もちろん、逆再生は特撮以前のトリック撮影の基礎であり、それを使って大作に仕立てあげたノーランをさすがと言いたい気持ちもあるし(ある意味で、映画が100年前の原点に立ち返ったともいえる)、CGでは成し得ない実在感や質感が宿るのもわかる。たとえば、『ドクター・ストレンジ』の終盤でも本作に近いシチュエーションがあるが、確かに本作はCGっぽくなさはある。(ただ、これが「ノーランはCGをほとんど使わずに撮っている」という事前に知った情報によるバイアスがかかっている可能性も否定できない)

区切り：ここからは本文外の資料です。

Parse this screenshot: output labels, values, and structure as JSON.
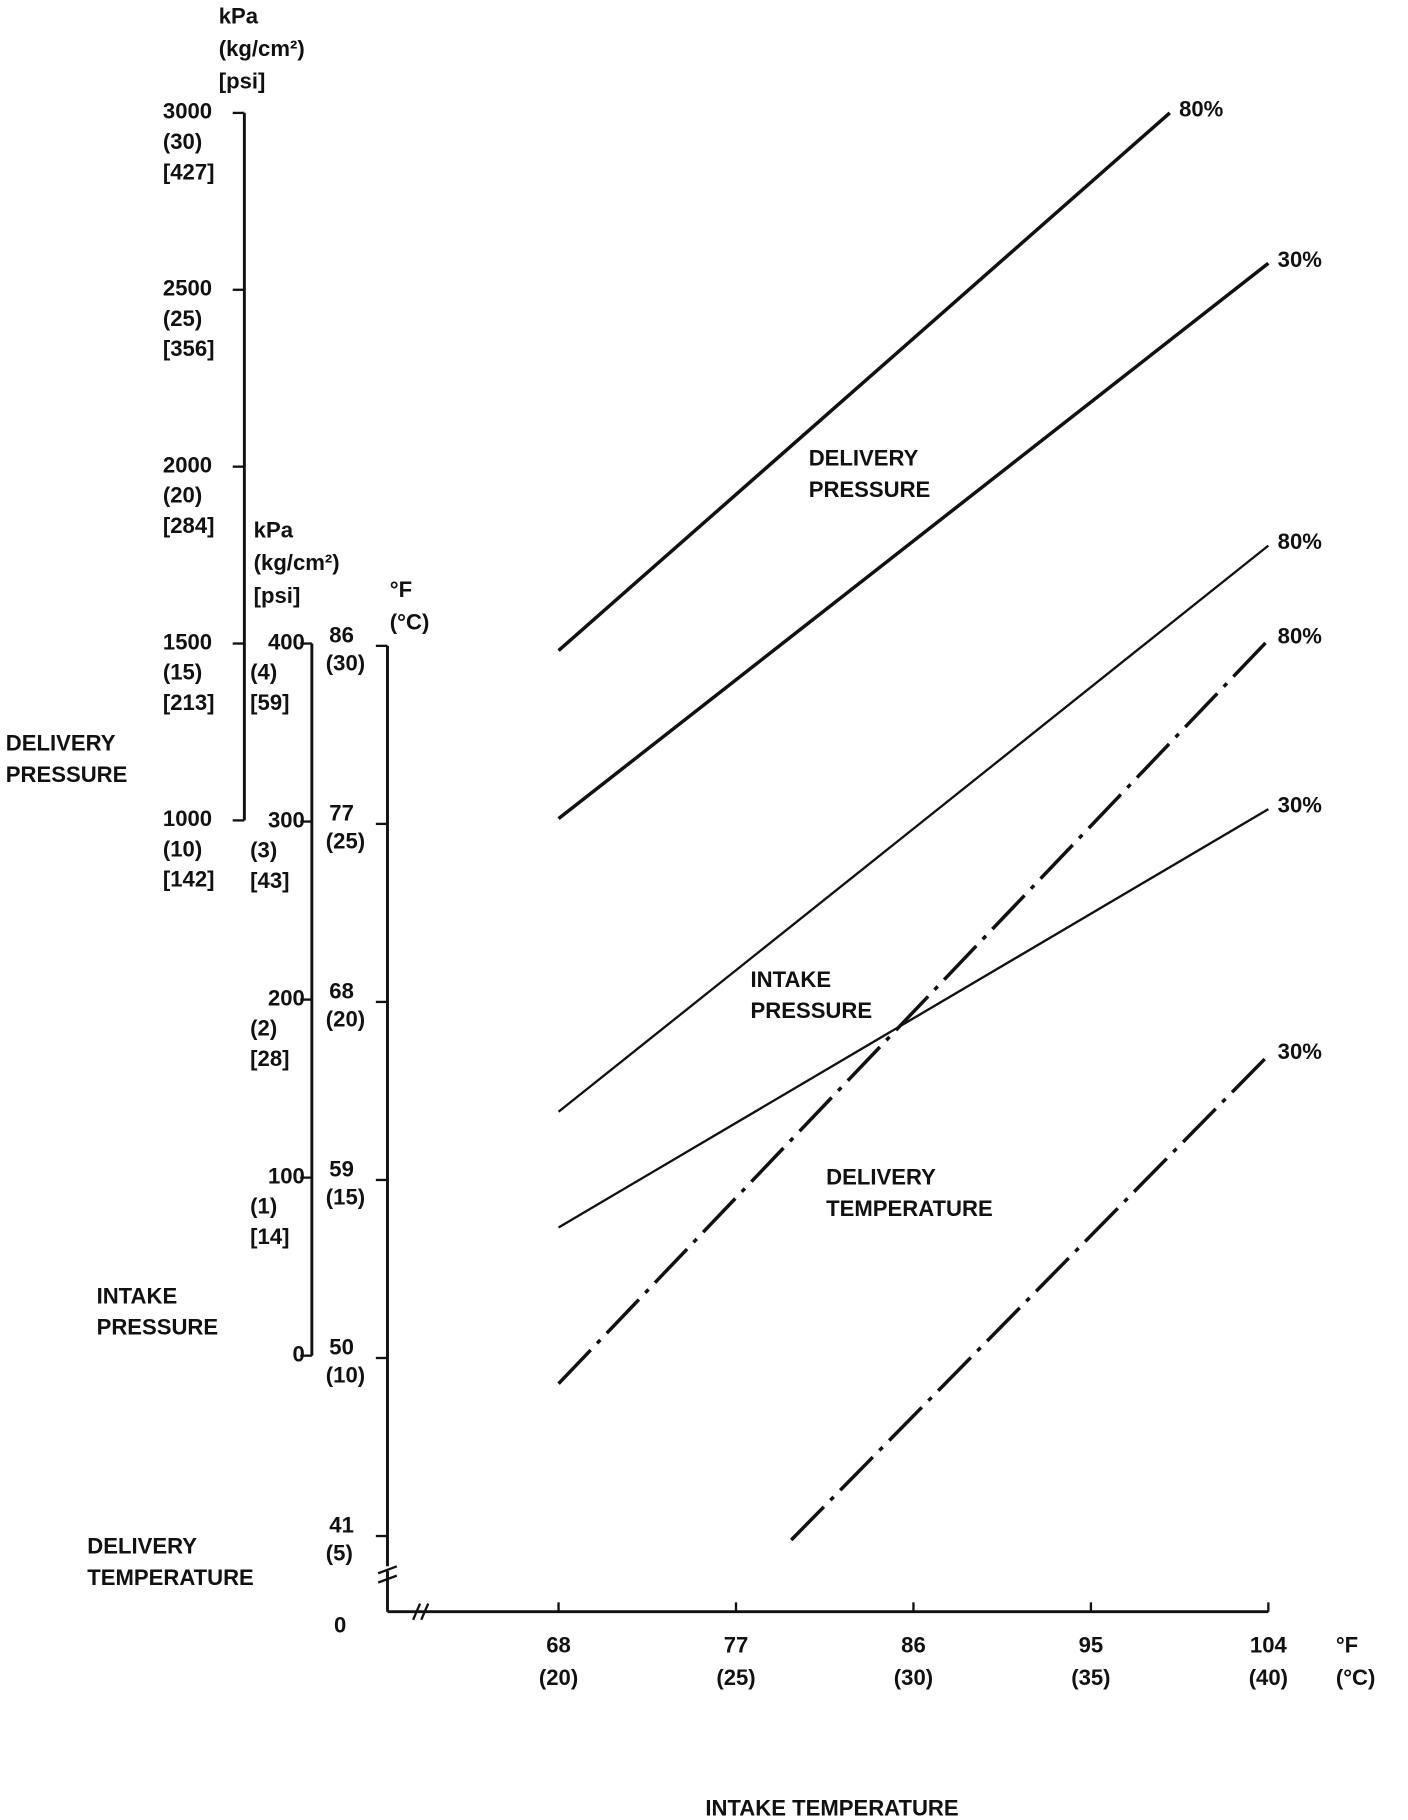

しかし、それでも、私は本作に実物撮影の限界を感じてしまった。「超大作でこんな低予算アイディア映画みたいなことできるのはノーランだけ」という感想もわかるのだが、どうしても「良くも悪くも」という留保はつけたくなってしまう。フィルムの逆回しを上手く行うために様々な工夫がされたとのことだが、根本的には「逆再生の映像を撮るには逆に撮る」というゴリ押しでは……とも思う。もっと言えば、SFXやVFXに頼ることで、もっと規模の大きい逆再生と普通の人が混ざった映像が展開できたのではないか。もちろん、それでは普通の大作映画になってしまうリスクもあるが……。
繰り返すが、本作は「超大作だが、実物にこだわって撮影した」という、今日のVFX全盛期において他の映画にはない魅力があることは確かだ。ただ、「実物では絶対に撮れないものを、できるだけ実物らしく撮るための創意工夫」およびその結果として現れた映像を愛している特撮のオタクにとっては、「無茶しないと撮れない映像」よりも「普通のやり方では絶対に撮れない映像」での驚きを見せてほしかった、というのも本音なのである。
余談1:それはそれとして、まあまずないだろうがノーランは今度は逆回しだけでなく早回しやスローにも挑戦してほしい。数億ドルかけた超大作で俳優ががんばってスローに動いてるのを見るのは絶対楽しいので……
余談2:一番凄いと思ったのは、予告にもある順行VS逆行の殴り合いだった。どれだけ綿密なアイディアの出し合い、プレビズ、リハーサルが繰り返されたことだろう!